Most efforts to communicate the risks of climate change have simply not incorporated the right approach to discussing risk. Much of the scientific discussion around climate change, for example, focuses on what scientists are willing to say with high confidence. When we talk about sea level rise, for example, the discussion focuses on 1-3 feet of sea level rise by 2100.  When we talk about average global temperatures, the discussion focuses on 2°C of global average change.  But the real risk is elsewhere. What if we were to see 6 feet or even 10 feet of sea level rise this century (resulting from changes to the Greenland and Antarctic ice packs that may be unlikely but for which we have historical precedent). What if we are grappling with 4°C or 6ºC by the end of the century, levels of change likely to result in catastrophic impacts, due to the workings of positive feedback loops (e.g. methane emissions from the permafrost and seabed), or because we underestimated the sensitivity of the climate system to climate forcing.  Although these are not considered the most likely future outcomes, they are certainly possible outcomes, and they carry with them by far the highest level of risk. For the same reason that we buy fire, health, and auto insurance against statistically small probabilities of fire, health, or auto disasters, we have to incorporate these low-probability but very high-consequence events into our risk thinking, and we have not done so at all effectively to date.
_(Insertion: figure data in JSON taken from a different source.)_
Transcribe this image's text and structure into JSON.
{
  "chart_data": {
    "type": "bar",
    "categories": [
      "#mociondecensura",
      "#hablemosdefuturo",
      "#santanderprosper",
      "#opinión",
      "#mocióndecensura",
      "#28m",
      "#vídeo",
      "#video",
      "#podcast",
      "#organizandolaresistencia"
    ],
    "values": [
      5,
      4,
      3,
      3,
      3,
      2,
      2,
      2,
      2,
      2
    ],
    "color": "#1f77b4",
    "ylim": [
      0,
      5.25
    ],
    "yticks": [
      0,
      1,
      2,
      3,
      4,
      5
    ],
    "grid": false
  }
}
Getting the risk message right can have an enormous impact on decision-makers in all three categories.

Conclusions

In recent years, we have increasingly realized the differences in the interests and perspectives of different decision-makers, and why risk communication messages have to be adapted for purpose, delivering the right risk message to the right decision-maker at the right time. The typical 25-slide PPT deck may reflect the presenter’s own perspective on the “is it worth it” or “can I do it” questions, but it’s unlikely to do the same for the audience.  It’s time to change that.

 

Dr. Mark C. Trexler is chief climatographer at The Climatographers



[1] For an extensive discussion of the underpinnings of behavioral change, see Patterson et al (2013), Influencer: The Power to Change Anything.